Fifteen years later, Jason Kaufman’s love affair with acting took off like a rocket when he bet a friend he could land a part in a community theater production and did. Since then, he has been “killed” by Dexter in the popular television series “Dexter,” had parts in “Without a Trace” and “CSI: Miami.”
Today, Kaufman is an assistant professor of acting in the Department of Theatre, Dance and Motion Pictures at Wright State University, where he is sharing his acting and filmmaking experience with students hoping for careers on Broadway and in Hollywood. He lives in Dayton, in the St. Anne’s Historic District.
He joined the faculty in the Wright State’s College of Liberal Arts in August. “My goal is to get the students prepared professionally so they are their own corporation, their own company,” Kaufman said. “They need to understand their brand, know who they are.”
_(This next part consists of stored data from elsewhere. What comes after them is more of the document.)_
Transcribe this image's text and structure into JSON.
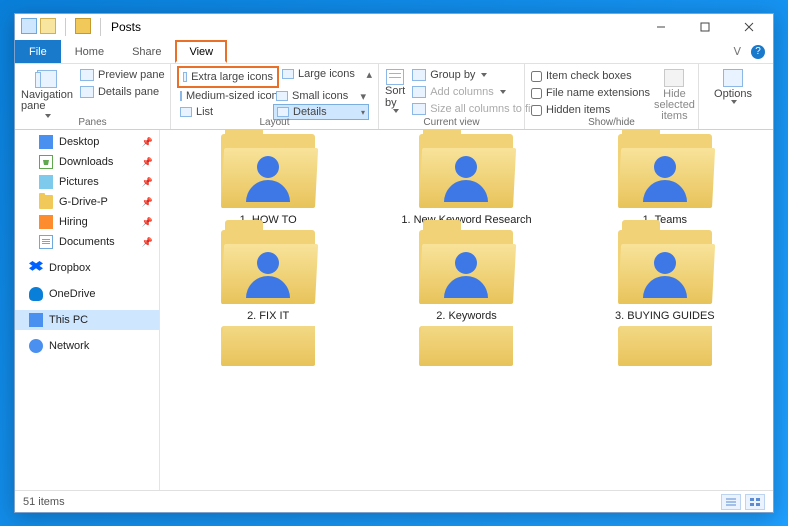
{
  "window": {
    "title": "Posts"
  },
  "menubar": {
    "file": "File",
    "tabs": [
      "Home",
      "Share",
      "View"
    ],
    "active": "View"
  },
  "ribbon": {
    "panes": {
      "title": "Panes",
      "navigation_pane": "Navigation pane",
      "preview_pane": "Preview pane",
      "details_pane": "Details pane"
    },
    "layout": {
      "title": "Layout",
      "extra_large": "Extra large icons",
      "large": "Large icons",
      "medium": "Medium-sized icons",
      "small": "Small icons",
      "list": "List",
      "details": "Details"
    },
    "current_view": {
      "title": "Current view",
      "sort_by": "Sort by",
      "group_by": "Group by",
      "add_columns": "Add columns",
      "size_columns": "Size all columns to fit"
    },
    "show_hide": {
      "title": "Show/hide",
      "item_check_boxes": "Item check boxes",
      "file_name_extensions": "File name extensions",
      "hidden_items": "Hidden items",
      "hide_selected": "Hide selected items"
    },
    "options": "Options"
  },
  "sidebar": {
    "items": [
      {
        "label": "Desktop",
        "icon": "desktop",
        "pinned": true
      },
      {
        "label": "Downloads",
        "icon": "down",
        "pinned": true
      },
      {
        "label": "Pictures",
        "icon": "pic",
        "pinned": true
      },
      {
        "label": "G-Drive-P",
        "icon": "folder",
        "pinned": true
      },
      {
        "label": "Hiring",
        "icon": "hiring",
        "pinned": true
      },
      {
        "label": "Documents",
        "icon": "doc",
        "pinned": true
      }
    ],
    "groups": [
      {
        "label": "Dropbox",
        "icon": "dropbox"
      },
      {
        "label": "OneDrive",
        "icon": "onedrive"
      },
      {
        "label": "This PC",
        "icon": "thispc",
        "selected": true
      },
      {
        "label": "Network",
        "icon": "network"
      }
    ]
  },
  "folders": {
    "row1": [
      "1. HOW TO",
      "1. New Keyword Research",
      "1. Teams"
    ],
    "row2": [
      "2. FIX IT",
      "2. Keywords",
      "3. BUYING GUIDES"
    ]
  },
  "statusbar": {
    "count": "51 items"
  }
}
Kaufman was attracted to Wright State because the university offers a Bachelor of Fine Arts degree.
“I wanted to teach students who were serious, who were dedicating four years of their life to the craft of it, knowing they are going to go out and try to use it,” he said. “To be successful, students must be motivated and driven.”
Kaufman teaches everything from acting for the camera and acting technique to the business side of the career, such as how to build a resume and find an agent. He would like his students to make a movie at Wright State they can submit to film festivals after graduation and refer to in job interviews.
“If you have something to talk about, people are willing to listen,” he said. “And there is no better training than working.”
Kaufman comes from a family of achievers. His father is an attorney, his mother an accomplished realtor and his brother a wildly successful real estate agent who sold his first house at the age of 15 and has since posted more than $1 billion in sales.
When Kaufman was working on his anthropology degree at Miami University in 1991, he studied abroad in China and got a job at a Beijing television station correcting the grammar of the English translation of the news that scrolled at the bottom of the screen.
And then the entertainment business came calling when Kaufman landed several small parts in the “The Boys Next Door,” a play at the Oxford (Ohio) Community Theater.
Six months later Kaufman found himself in New York City studying acting — reading every book on it he could find — and sleeping on a buddy’s couch.
At age 31, Kaufman moved to Los Angeles, where he began landing parts in television and movies, including “Dexter,” “Medium” and “The Unit.”
In the 2005 movie “Fantastic Four” he was cast as a New York City policeman critical of the superheroes’ crime-fighting efforts. However, the scene did not make the final cut.
“There is a lot for me to learn here (at Wright State), which I’m excited about,” he said.